In answering this question - try to separate things that you'd like to avoid but are good for you from things you'd like to avoid that are bad for you. For instance, many depressed persons are stressed out by being around people - but being around people is actually a good thing for most depressed persons (at least for a little while). Total isolation is usually a self-destructive thing.
Here are some examples of things you can do to make yourself safer and healthier this holiday season:
Do Something Spiritual:
Revisit your place of worship. Many find needed comfort, perspective, community and nourishment within their religious communities.
Do Something Recreational and/or Social:
Attend a community event (lecture, theater, music, etc.), join a community group, plan an event with friends who care about you, tell someone you care about that you care about them.
Do Something Healthy and Satisfying:
Pick up an old hobby you've neglected, call an old friend you haven't spoken to for a while, clean your house, bake a batch of cookies and give them to people, make a commitment to volunteer work, organize your storage, walk the dog, finish that home improvement project you have been putting off.
Take Care of Your Body:
Eat and exercise in moderation. Don't keep fattening leftovers around. Don't accept gifts of cookies or cakes - or accept them and then re-give them to people who can appreciate them better than you (there is a lot of satisfaction to be gotten from giving). Take the stairs instead of the elevator - Walk a few blocks instead of driving there. Take a yoga or fitness class and learn to stretch your body in healthy ways. Three times per week take a walk for one half hour. These small relatively painless changes in your lifestyle can make a difference in your mood and self-esteem.
Talk About What Bothers You:
Talking about your problems is part of a healthy way of coping with them. Discuss what bothers you with receptive family members and friends. Professional helpers like counselors and therapists can also be very good people to talk with. In addition to being more knowledgeable about the problems you are dealing with than your family and friends, their 'outsider' stance and commitment to confidentiality makes them ideal people with whom to discuss things you are ashamed about or that you don't want your family or friends to find out about.
For persons struggling with recovery from drug and alcohol abuse there is no one better to talk to than your own personal sponsor - who can be found for free at your nearest AA or NA meeting (sponsors are recovering alcoholics and addicts who keep their own recovery strong by helping others to gain sobriety).
Use Self-Help Resources:
There are many sources of detailed self-help instruction - both online and in libraries and bookstores in the self-help or psychology sections. Start right here at with the marvelous Psychological Self-Tools topic center - a full online book written by our staff.
Once you've developed your plan - examine it to see if you've got your bases covered. You will want to make sure that you've identified ways that you will cope with the situations that are most stressful for you.
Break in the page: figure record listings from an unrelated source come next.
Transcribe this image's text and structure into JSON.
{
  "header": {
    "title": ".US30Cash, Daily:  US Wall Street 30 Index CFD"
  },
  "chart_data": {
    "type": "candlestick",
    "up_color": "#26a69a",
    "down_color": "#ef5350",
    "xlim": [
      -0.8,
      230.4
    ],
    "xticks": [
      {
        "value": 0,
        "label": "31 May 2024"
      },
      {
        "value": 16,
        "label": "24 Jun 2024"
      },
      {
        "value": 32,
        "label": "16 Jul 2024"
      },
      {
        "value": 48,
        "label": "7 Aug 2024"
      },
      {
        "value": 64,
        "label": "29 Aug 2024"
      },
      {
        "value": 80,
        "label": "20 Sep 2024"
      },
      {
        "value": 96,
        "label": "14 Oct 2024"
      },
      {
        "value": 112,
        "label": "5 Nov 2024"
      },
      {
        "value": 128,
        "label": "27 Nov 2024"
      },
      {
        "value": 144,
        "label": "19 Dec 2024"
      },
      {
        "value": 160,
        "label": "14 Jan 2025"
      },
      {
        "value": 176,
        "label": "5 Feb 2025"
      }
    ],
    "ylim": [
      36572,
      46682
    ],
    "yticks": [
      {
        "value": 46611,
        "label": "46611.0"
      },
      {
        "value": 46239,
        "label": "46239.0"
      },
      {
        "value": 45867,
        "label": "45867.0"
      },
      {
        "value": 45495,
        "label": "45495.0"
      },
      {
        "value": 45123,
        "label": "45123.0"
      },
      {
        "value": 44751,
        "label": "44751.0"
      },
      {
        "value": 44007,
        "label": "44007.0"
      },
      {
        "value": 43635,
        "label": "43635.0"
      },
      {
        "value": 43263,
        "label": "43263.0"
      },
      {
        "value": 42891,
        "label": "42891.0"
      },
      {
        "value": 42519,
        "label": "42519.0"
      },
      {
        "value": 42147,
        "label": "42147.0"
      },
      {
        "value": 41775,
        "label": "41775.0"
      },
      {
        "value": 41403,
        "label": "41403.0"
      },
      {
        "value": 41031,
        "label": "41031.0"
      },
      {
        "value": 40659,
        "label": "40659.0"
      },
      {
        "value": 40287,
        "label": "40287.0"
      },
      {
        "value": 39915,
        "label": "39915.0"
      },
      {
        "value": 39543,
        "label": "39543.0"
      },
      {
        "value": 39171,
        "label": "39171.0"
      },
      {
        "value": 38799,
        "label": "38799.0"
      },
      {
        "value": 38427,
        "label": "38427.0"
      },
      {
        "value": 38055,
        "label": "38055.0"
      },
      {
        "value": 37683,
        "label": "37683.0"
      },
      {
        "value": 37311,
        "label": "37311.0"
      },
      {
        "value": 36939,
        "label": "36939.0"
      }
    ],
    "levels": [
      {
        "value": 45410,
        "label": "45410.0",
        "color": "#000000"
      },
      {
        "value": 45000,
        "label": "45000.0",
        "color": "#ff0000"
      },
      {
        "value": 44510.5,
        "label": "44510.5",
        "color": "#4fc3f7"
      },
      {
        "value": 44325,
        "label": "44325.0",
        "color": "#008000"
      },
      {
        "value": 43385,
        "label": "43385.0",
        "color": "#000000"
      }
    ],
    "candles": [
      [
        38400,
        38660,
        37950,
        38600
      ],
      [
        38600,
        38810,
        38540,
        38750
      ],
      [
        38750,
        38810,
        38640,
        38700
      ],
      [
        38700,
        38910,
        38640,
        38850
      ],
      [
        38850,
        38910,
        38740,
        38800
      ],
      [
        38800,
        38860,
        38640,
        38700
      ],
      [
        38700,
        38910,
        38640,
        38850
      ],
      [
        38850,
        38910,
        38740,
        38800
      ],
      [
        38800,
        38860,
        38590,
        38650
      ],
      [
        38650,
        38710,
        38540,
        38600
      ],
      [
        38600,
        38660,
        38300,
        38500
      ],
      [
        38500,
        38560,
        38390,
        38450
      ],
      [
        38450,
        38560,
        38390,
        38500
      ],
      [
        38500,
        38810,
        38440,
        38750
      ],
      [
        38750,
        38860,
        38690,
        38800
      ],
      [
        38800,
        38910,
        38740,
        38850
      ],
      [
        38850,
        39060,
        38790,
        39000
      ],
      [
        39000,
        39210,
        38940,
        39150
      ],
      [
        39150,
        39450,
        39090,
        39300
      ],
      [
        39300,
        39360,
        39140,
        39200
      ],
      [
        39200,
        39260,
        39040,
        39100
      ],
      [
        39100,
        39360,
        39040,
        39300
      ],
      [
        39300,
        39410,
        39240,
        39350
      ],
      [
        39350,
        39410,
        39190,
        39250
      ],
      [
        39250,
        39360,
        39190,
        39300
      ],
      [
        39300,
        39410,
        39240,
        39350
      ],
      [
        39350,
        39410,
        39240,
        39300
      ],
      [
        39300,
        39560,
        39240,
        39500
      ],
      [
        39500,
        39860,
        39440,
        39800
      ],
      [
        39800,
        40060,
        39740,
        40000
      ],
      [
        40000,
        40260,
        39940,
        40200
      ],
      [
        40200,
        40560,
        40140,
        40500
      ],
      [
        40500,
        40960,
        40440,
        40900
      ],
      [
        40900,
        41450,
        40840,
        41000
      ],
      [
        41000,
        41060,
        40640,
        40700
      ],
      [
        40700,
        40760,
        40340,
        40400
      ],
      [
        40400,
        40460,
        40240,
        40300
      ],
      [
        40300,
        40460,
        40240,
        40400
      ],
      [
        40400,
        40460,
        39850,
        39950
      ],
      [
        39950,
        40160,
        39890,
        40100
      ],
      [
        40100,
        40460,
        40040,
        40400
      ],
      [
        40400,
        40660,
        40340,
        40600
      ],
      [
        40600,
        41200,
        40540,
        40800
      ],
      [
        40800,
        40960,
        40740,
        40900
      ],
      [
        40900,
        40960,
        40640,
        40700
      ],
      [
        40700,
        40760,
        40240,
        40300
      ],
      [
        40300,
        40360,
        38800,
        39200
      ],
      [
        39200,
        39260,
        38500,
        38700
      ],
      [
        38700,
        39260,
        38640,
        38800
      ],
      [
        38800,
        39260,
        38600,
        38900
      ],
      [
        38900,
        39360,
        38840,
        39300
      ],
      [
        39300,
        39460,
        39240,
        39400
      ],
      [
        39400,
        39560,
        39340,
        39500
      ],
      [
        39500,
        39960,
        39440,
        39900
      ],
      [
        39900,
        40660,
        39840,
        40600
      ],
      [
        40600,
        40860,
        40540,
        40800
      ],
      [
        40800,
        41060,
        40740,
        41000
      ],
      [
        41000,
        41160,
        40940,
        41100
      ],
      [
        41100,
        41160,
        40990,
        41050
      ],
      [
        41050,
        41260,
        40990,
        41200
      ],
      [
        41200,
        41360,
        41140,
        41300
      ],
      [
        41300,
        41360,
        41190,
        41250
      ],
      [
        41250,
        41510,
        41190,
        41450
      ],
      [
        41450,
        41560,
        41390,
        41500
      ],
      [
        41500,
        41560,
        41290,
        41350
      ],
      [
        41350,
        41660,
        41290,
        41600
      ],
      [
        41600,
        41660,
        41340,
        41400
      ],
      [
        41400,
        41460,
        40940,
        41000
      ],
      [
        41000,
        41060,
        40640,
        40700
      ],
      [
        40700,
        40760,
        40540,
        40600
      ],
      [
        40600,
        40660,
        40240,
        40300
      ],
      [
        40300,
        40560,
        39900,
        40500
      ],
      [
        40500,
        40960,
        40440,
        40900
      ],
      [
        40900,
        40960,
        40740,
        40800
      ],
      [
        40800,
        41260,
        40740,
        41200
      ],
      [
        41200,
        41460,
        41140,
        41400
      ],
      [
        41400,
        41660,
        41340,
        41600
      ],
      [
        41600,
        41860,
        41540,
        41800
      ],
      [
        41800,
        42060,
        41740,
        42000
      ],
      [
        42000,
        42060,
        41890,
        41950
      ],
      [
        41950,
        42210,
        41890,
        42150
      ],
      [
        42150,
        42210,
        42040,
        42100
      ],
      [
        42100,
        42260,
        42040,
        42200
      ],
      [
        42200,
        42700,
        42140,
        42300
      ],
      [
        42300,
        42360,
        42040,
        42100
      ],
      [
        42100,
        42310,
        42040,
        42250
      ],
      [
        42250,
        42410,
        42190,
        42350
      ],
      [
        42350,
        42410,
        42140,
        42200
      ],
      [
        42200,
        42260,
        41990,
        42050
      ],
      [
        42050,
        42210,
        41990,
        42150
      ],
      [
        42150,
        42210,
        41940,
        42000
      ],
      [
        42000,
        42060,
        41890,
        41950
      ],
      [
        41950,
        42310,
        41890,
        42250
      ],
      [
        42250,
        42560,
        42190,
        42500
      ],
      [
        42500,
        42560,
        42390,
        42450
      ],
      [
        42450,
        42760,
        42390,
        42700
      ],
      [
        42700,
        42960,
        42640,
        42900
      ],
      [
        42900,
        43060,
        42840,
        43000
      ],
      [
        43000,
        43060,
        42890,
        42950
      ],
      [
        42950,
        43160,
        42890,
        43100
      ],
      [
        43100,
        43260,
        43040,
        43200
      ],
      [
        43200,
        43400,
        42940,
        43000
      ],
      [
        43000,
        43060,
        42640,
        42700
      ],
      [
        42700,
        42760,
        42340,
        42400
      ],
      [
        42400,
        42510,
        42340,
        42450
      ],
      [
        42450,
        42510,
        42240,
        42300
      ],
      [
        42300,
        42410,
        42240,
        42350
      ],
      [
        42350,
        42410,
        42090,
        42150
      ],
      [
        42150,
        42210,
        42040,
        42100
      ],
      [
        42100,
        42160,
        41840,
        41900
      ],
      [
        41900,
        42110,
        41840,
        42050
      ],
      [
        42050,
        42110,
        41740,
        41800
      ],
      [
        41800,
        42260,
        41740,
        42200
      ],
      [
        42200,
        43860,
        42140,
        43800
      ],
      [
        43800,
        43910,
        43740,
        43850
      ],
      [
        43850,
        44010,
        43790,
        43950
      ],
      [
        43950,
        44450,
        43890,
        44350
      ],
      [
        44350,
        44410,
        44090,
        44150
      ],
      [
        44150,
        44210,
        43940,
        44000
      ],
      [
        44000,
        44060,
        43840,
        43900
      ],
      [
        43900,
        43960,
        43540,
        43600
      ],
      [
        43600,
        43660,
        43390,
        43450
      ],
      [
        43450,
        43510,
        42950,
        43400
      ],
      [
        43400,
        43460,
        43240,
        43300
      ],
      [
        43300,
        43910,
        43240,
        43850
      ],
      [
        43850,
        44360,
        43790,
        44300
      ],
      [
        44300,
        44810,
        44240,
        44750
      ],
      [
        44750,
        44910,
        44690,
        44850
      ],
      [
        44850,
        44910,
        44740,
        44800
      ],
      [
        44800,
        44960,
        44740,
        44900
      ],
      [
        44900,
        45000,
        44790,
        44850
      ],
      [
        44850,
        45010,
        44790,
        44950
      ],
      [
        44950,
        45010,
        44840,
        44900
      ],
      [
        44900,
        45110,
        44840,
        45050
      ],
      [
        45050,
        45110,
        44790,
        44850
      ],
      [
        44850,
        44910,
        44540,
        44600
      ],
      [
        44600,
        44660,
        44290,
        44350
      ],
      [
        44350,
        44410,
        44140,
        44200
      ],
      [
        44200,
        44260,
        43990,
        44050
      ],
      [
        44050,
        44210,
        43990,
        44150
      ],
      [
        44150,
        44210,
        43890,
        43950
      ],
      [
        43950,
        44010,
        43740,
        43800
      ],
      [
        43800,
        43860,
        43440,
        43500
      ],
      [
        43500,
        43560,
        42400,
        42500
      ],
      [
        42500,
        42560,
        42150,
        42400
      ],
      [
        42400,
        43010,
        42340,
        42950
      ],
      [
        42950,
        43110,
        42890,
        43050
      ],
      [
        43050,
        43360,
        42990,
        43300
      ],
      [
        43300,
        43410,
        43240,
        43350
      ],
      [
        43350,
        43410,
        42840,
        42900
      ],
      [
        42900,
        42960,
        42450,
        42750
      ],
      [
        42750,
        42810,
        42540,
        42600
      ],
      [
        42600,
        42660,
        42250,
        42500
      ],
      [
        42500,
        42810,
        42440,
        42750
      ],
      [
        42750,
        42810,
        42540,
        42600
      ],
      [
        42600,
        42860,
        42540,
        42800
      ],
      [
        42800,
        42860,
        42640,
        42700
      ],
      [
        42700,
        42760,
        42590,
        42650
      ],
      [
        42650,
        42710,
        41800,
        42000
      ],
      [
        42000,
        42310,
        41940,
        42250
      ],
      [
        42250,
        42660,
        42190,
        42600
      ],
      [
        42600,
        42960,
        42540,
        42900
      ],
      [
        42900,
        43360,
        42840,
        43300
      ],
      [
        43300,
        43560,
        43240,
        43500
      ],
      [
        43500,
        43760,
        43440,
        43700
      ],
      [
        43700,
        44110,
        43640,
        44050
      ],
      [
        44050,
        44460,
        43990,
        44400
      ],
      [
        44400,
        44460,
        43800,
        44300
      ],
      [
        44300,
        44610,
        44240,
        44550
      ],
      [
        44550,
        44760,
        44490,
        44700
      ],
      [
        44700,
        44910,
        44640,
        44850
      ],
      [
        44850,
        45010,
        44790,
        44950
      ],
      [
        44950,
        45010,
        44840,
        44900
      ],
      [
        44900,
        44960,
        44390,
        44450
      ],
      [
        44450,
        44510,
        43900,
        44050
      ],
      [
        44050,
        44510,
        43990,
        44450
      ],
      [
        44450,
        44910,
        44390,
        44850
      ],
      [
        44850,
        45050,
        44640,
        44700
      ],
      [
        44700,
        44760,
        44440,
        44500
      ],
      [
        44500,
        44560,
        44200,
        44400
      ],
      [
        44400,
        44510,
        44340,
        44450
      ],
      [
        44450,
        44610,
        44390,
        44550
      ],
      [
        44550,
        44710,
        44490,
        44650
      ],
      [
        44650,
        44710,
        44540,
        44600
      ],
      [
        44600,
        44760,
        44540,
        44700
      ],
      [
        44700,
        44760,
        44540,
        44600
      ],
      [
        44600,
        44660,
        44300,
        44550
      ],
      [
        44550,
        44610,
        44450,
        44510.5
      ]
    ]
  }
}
Adding an extra healthy activity for yourself can't hurt either. Grumble all you like - but if you try it you are more likely than not to actually enjoy it.
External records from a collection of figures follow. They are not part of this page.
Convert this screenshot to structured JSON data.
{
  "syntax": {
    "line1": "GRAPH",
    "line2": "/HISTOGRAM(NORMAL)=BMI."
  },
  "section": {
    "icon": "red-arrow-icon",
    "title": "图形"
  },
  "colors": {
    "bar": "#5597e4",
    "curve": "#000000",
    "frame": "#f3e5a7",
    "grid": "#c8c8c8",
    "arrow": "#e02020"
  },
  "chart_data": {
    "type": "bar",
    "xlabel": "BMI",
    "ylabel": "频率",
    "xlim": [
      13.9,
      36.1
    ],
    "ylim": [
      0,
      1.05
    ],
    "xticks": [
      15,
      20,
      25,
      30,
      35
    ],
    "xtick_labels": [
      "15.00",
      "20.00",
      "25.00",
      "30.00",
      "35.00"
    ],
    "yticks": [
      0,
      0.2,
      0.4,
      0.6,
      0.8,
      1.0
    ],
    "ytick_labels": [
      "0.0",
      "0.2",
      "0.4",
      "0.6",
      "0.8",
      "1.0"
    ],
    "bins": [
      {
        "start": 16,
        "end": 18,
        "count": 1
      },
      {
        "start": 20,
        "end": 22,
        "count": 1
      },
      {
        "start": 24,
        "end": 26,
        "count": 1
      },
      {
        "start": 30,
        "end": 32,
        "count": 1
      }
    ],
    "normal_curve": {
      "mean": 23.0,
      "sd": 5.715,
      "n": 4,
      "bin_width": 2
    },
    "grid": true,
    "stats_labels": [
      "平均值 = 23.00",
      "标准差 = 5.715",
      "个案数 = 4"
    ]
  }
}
Most Importantly - Follow Your Plan!
The coping plan you've developed is now your own personal road map for negotiating the best route for you through your holiday landscape. USE THIS MAP TO INSURE THAT YOU DON'T GET LOST WHILE DRIVING! This is to say - actually do the things you've said that you will do to keep yourself safe and healthy this holiday. The best plan in the world won't help you if you don't follow it. The world is filled with fools who get lost unnecessarily because they are too proud to look at a map.